Le dossier médical personnel une liste non exhaustive de quelques questions en suspens

Article mis en ligne le 2 février 2005

D’ici la mi-2007, tous les assurés disposeront, théoriquement, d’un Dossier Médical Personnel (DMP) qui permettra de mieux soigner, en dépensant moins dans le respect du secret médical. L’objectif est ambitieux, le calendrier particulièrement serré et le flou parfois persistant. Pour apporter une contribution à ce vaste projet, Cecurity.com se propose de dresser une liste non exhaustive de quelques questions en suspens.

1) Quelles limites au droit de propriété du patient sur son dossier ?

« Le dossier médical appartiendra au patient » est-il indiqué sur le site officiel consacré à la réforme de l’Assurance Maladie. Cette reconnaissance de l’équivalent d’un droit de propriété du patient sur le contenu de son dossier de santé ne pourra pourtant pas être absolu. Difficile d’imaginer que la patient puisse imprimer l’équivalent d’un « certificat de bonne santé » pour un employeur, qu’il puisse détruire les données, les modifier, les exporter dans un paradis numérique, les vendre, les utiliser pour lancer un « appel d’offres » à plusieurs cliniques, etc. Il y aura des limites mais qui les fixera, quand et selon quels critères ?

2) Quelle solution pour les patients qui ne sont pas entièrement responsables ?

C’est clair, avant seize ans il n’y aura pas de DMP. Cela règle pour le moment le problème du responsable du DMP pour les enfants en bas âge. Mais dès à présent, est-il possible de prétendre que le DMP appartient au patient quand celui-ci ne dispose plus ou pas de toutes ses facultés.

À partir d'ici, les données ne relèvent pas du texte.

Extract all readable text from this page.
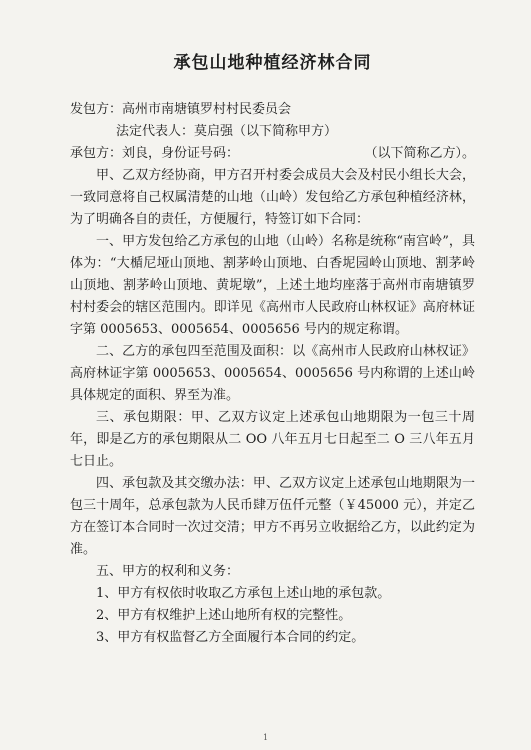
承包山地种植经济林合同

发包方：高州市南塘镇罗村村民委员会

法定代表人：莫启强（以下简称甲方）

承包方：刘良，身份证号码：	（以下简称乙方）。

甲、乙双方经协商，甲方召开村委会成员大会及村民小组长大会，一致同意将自己权属清楚的山地（山岭）发包给乙方承包种植经济林，为了明确各自的责任，方便履行，特签订如下合同：

一、甲方发包给乙方承包的山地（山岭）名称是统称“南宫岭”，具体为：“大楯尼垭山顶地、割茅岭山顶地、白香坭园岭山顶地、割茅岭山顶地、割茅岭山顶地、黄坭墩”，上述土地均座落于高州市南塘镇罗村村委会的辖区范围内。即详见《高州市人民政府山林权证》高府林证字第 0005653、0005654、0005656 号内的规定称谓。

二、乙方的承包四至范围及面积：以《高州市人民政府山林权证》高府林证字第 0005653、0005654、0005656 号内称谓的上述山岭具体规定的面积、界至为准。

三、承包期限：甲、乙双方议定上述承包山地期限为一包三十周年，即是乙方的承包期限从二 OO 八年五月七日起至二 O 三八年五月七日止。

四、承包款及其交缴办法：甲、乙双方议定上述承包山地期限为一包三十周年，总承包款为人民币肆万伍仟元整（￥45000 元），并定乙方在签订本合同时一次过交清；甲方不再另立收据给乙方，以此约定为准。

五、甲方的权利和义务：

1、甲方有权依时收取乙方承包上述山地的承包款。

2、甲方有权维护上述山地所有权的完整性。

3、甲方有权监督乙方全面履行本合同的约定。

1
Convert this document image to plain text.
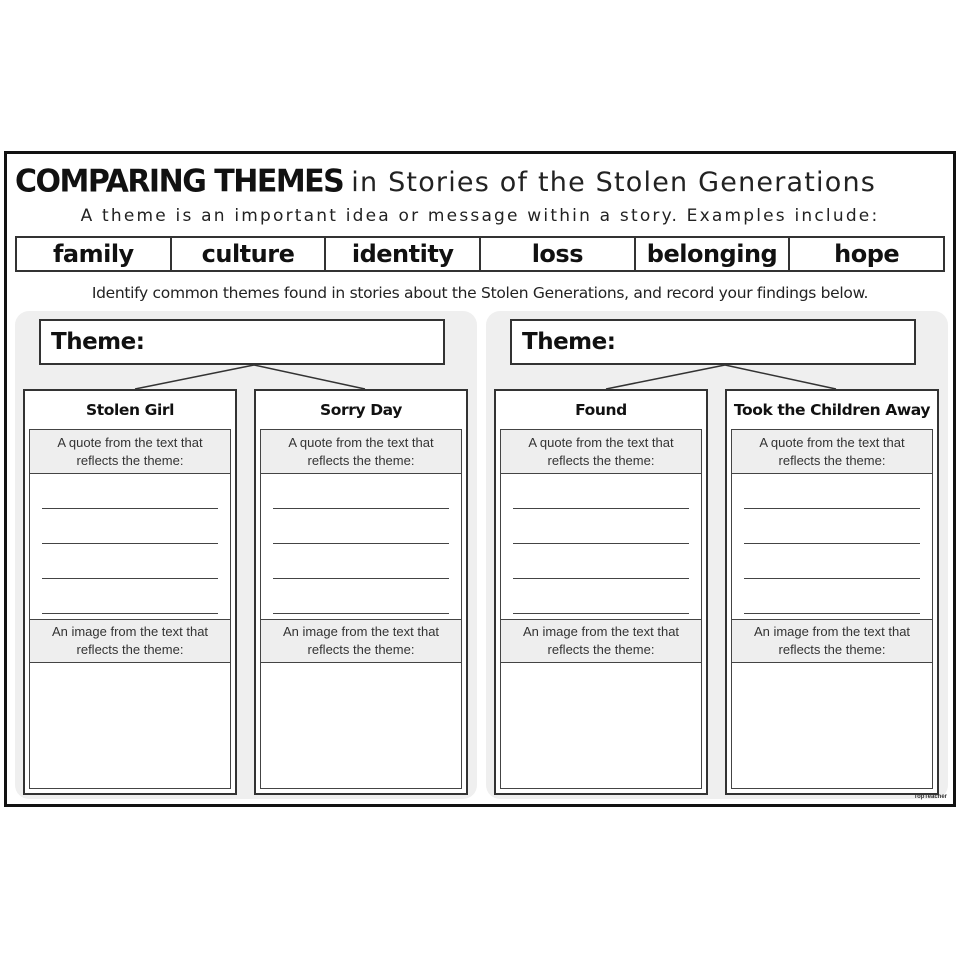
COMPARING THEMES in Stories of the Stolen Generations
A theme is an important idea or message within a story. Examples include:
family	culture	identity	loss	belonging	hope
Identify common themes found in stories about the Stolen Generations, and record your findings below.
Theme:
Stolen Girl
A quote from the text that reflects the theme:
An image from the text that reflects the theme:
Sorry Day
A quote from the text that reflects the theme:
An image from the text that reflects the theme:
Theme:
Found
A quote from the text that reflects the theme:
An image from the text that reflects the theme:
Took the Children Away
A quote from the text that reflects the theme:
An image from the text that reflects the theme:
TopTeacher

Qui aura la maîtrise du DMP des personnes atteintes d’une maladie mentale ? Des personnes séniles ? Et au-delà de l’ensemble des personnes placées sous tutelle ou sous curatelle ? Là encore il faudra fixer des règles et des « seuils ». Qui ? Quand ? Comment ?

3) Comment vaincre les réticences du corps médical à propos du droit de propriété reconnu au patient ?

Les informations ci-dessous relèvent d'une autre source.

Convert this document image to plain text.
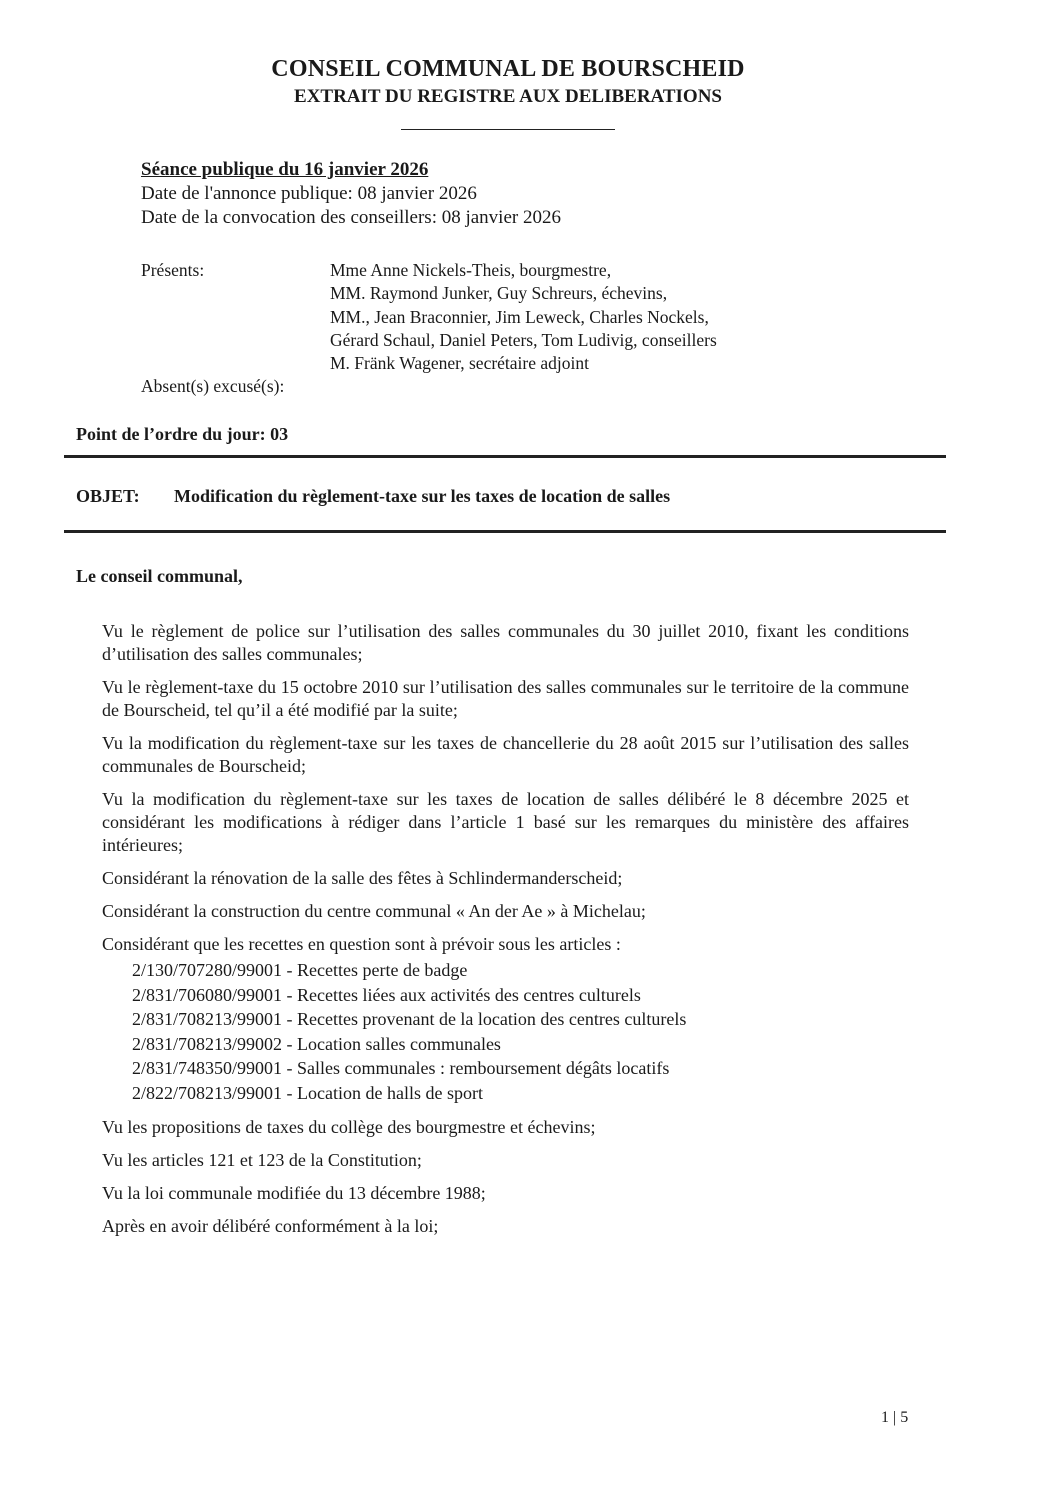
CONSEIL COMMUNAL DE BOURSCHEID
EXTRAIT DU REGISTRE AUX DELIBERATIONS
Séance publique du 16 janvier 2026
Date de l'annonce publique: 08 janvier 2026
Date de la convocation des conseillers: 08 janvier 2026
Présents:	Mme Anne Nickels-Theis, bourgmestre,
MM. Raymond Junker, Guy Schreurs, échevins,
MM., Jean Braconnier, Jim Leweck, Charles Nockels,
Gérard Schaul, Daniel Peters, Tom Ludivig, conseillers
M. Fränk Wagener, secrétaire adjoint
Absent(s) excusé(s):
Point de l’ordre du jour: 03
OBJET: Modification du règlement-taxe sur les taxes de location de salles
Le conseil communal,

Vu le règlement de police sur l’utilisation des salles communales du 30 juillet 2010, fixant les conditions d’utilisation des salles communales;

Vu le règlement-taxe du 15 octobre 2010 sur l’utilisation des salles communales sur le territoire de la commune de Bourscheid, tel qu’il a été modifié par la suite;

Vu la modification du règlement-taxe sur les taxes de chancellerie du 28 août 2015 sur l’utilisation des salles communales de Bourscheid;

Vu la modification du règlement-taxe sur les taxes de location de salles délibéré le 8 décembre 2025 et considérant les modifications à rédiger dans l’article 1 basé sur les remarques du ministère des affaires intérieures;

Considérant la rénovation de la salle des fêtes à Schlindermanderscheid;

Considérant la construction du centre communal « An der Ae » à Michelau;

Considérant que les recettes en question sont à prévoir sous les articles :

2/130/707280/99001 - Recettes perte de badge
2/831/706080/99001 - Recettes liées aux activités des centres culturels
2/831/708213/99001 - Recettes provenant de la location des centres culturels
2/831/708213/99002 - Location salles communales
2/831/748350/99001 - Salles communales : remboursement dégâts locatifs
2/822/708213/99001 - Location de halls de sport

Vu les propositions de taxes du collège des bourgmestre et échevins;

Vu les articles 121 et 123 de la Constitution;

Vu la loi communale modifiée du 13 décembre 1988;

Après en avoir délibéré conformément à la loi;

1 | 5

Les observateurs en conviennent : souvent, les médecins n’acceptent pas de gaieté de coeur la reconnaissance du « droit de propriété » du patient sur son dossier médical, pas forcément pour de mauvaises raisons d’ailleurs. Comment sera-t-il possible d’ici la généralisation du DMP de vaincre cette réticence culturelle profondément ancrée ? Comment éviter la prolifération de doubles dossiers médicaux : les uns complets, explicites et clandestins, les autres accessibles et édulcorés ?

4) l’accès au DMP dans les cas d’urgence sera-t-il possible ?

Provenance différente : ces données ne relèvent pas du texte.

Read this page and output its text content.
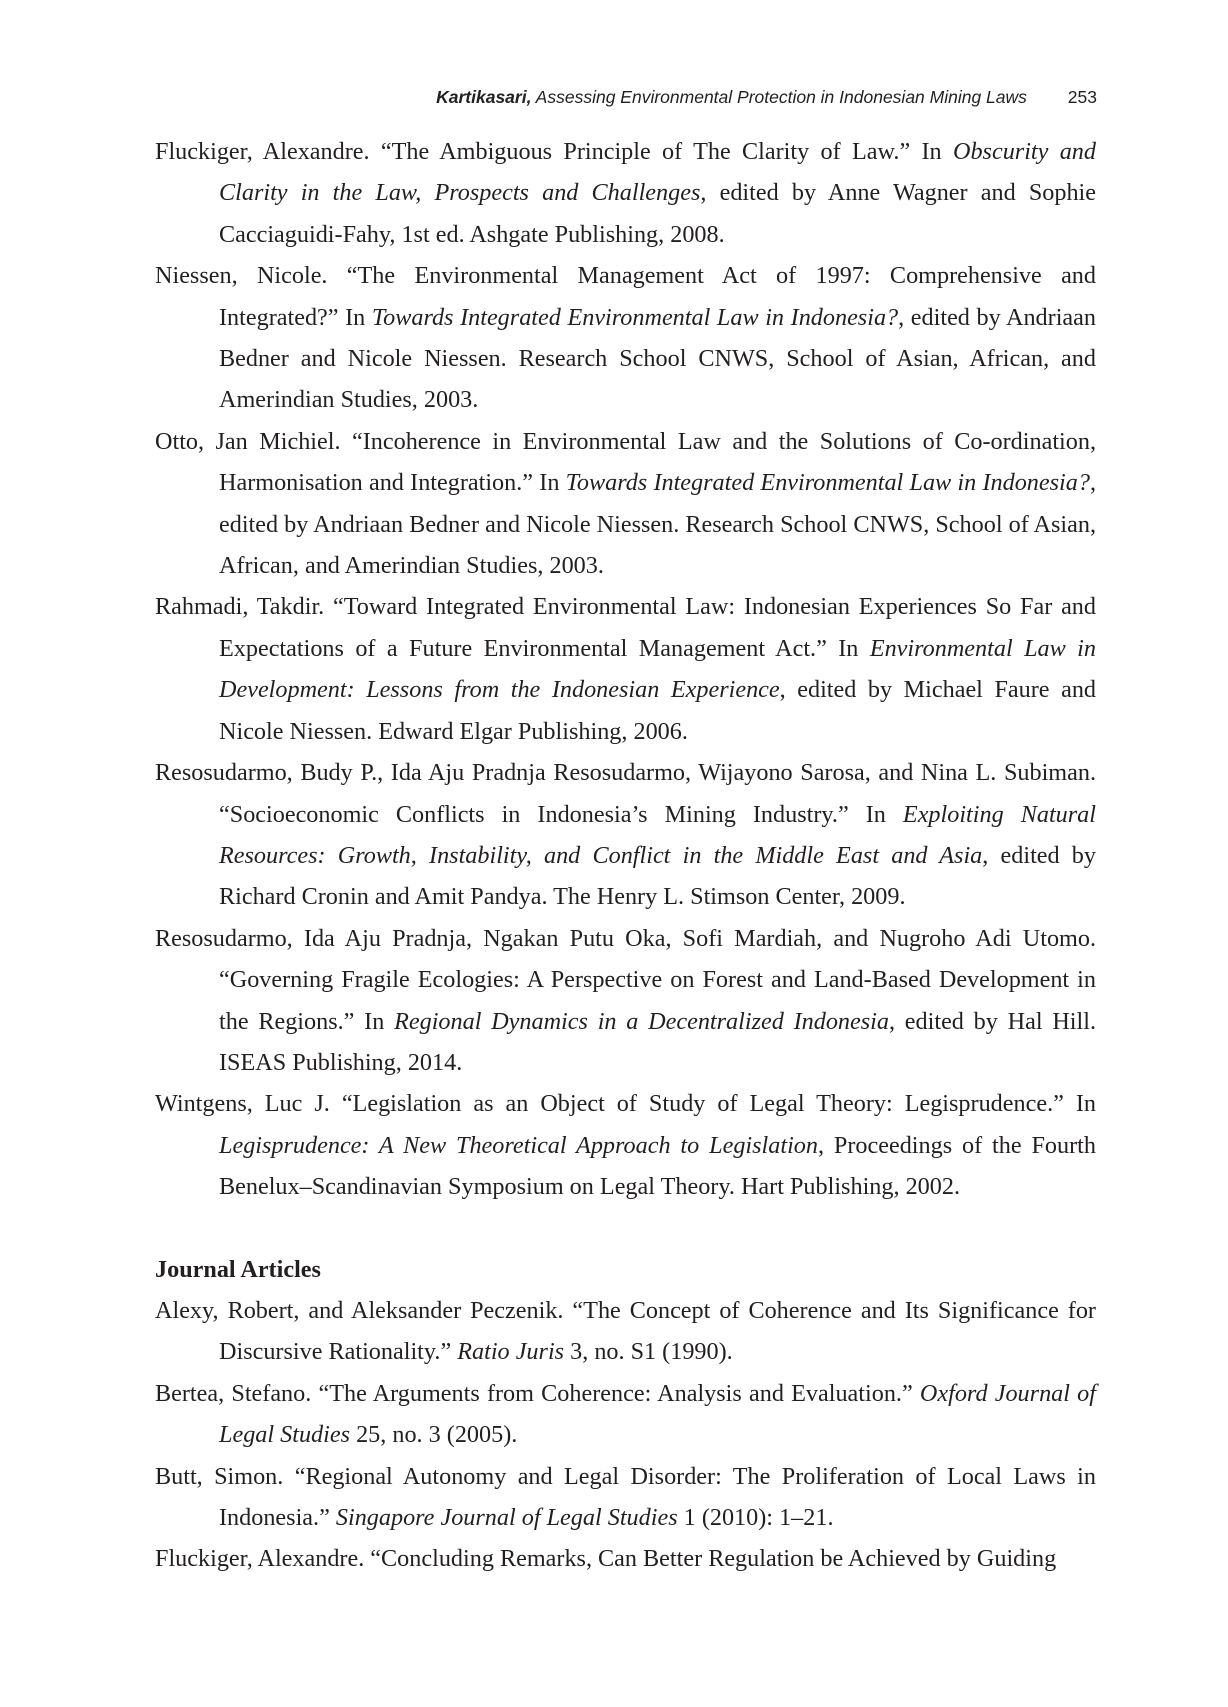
Kartikasari, Assessing Environmental Protection in Indonesian Mining Laws 253

Fluckiger, Alexandre. “The Ambiguous Principle of The Clarity of Law.” In Obscurity and Clarity in the Law, Prospects and Challenges, edited by Anne Wagner and Sophie Cacciaguidi-Fahy, 1st ed. Ashgate Publishing, 2008.

Niessen, Nicole. “The Environmental Management Act of 1997: Comprehensive and Integrated?” In Towards Integrated Environmental Law in Indonesia?, edited by Andriaan Bedner and Nicole Niessen. Research School CNWS, School of Asian, African, and Amerindian Studies, 2003.

Otto, Jan Michiel. “Incoherence in Environmental Law and the Solutions of Co-ordination, Harmonisation and Integration.” In Towards Integrated Environmental Law in Indonesia?, edited by Andriaan Bedner and Nicole Niessen. Research School CNWS, School of Asian, African, and Amerindian Studies, 2003.

Rahmadi, Takdir. “Toward Integrated Environmental Law: Indonesian Experiences So Far and Expectations of a Future Environmental Management Act.” In Environmental Law in Development: Lessons from the Indonesian Experience, edited by Michael Faure and Nicole Niessen. Edward Elgar Publishing, 2006.

Resosudarmo, Budy P., Ida Aju Pradnja Resosudarmo, Wijayono Sarosa, and Nina L. Subiman. “Socioeconomic Conflicts in Indonesia’s Mining Industry.” In Exploiting Natural Resources: Growth, Instability, and Conflict in the Middle East and Asia, edited by Richard Cronin and Amit Pandya. The Henry L. Stimson Center, 2009.

Resosudarmo, Ida Aju Pradnja, Ngakan Putu Oka, Sofi Mardiah, and Nugroho Adi Utomo. “Governing Fragile Ecologies: A Perspective on Forest and Land-Based Development in the Regions.” In Regional Dynamics in a Decentralized Indonesia, edited by Hal Hill. ISEAS Publishing, 2014.

Wintgens, Luc J. “Legislation as an Object of Study of Legal Theory: Legisprudence.” In Legisprudence: A New Theoretical Approach to Legislation, Proceedings of the Fourth Benelux–Scandinavian Symposium on Legal Theory. Hart Publishing, 2002.

Journal Articles

Alexy, Robert, and Aleksander Peczenik. “The Concept of Coherence and Its Significance for Discursive Rationality.” Ratio Juris 3, no. S1 (1990).

Bertea, Stefano. “The Arguments from Coherence: Analysis and Evaluation.” Oxford Journal of Legal Studies 25, no. 3 (2005).

Butt, Simon. “Regional Autonomy and Legal Disorder: The Proliferation of Local Laws in Indonesia.” Singapore Journal of Legal Studies 1 (2010): 1–21.

Fluckiger, Alexandre. “Concluding Remarks, Can Better Regulation be Achieved by Guiding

« Le patient (…) déterminera qui, en dehors de lui-même, pourra y accéder (…) » : pour défendre au mieux la vie privée du patient, il n’est a priori pas possible de permettre à un professionnel de santé d’accéder au dossier médical quand cela est le plus utile : en cas d’urgence. Les urgentistes auront-ils finalement un peu le droit de farfouiller des les portefeuilles et les tiroirs pour dénicher au plus vite la Carte Vitale 2 ? A noter qu’un rapport de l’Office parlementaire d’évaluation des choix scientifiques et technologiques de juin 2004, non suivi, envisageait l’usage des empreintes digitales pour accéder au DMP de façon à pouvoir l’ouvrir dans les cas où le patient serait inconscient.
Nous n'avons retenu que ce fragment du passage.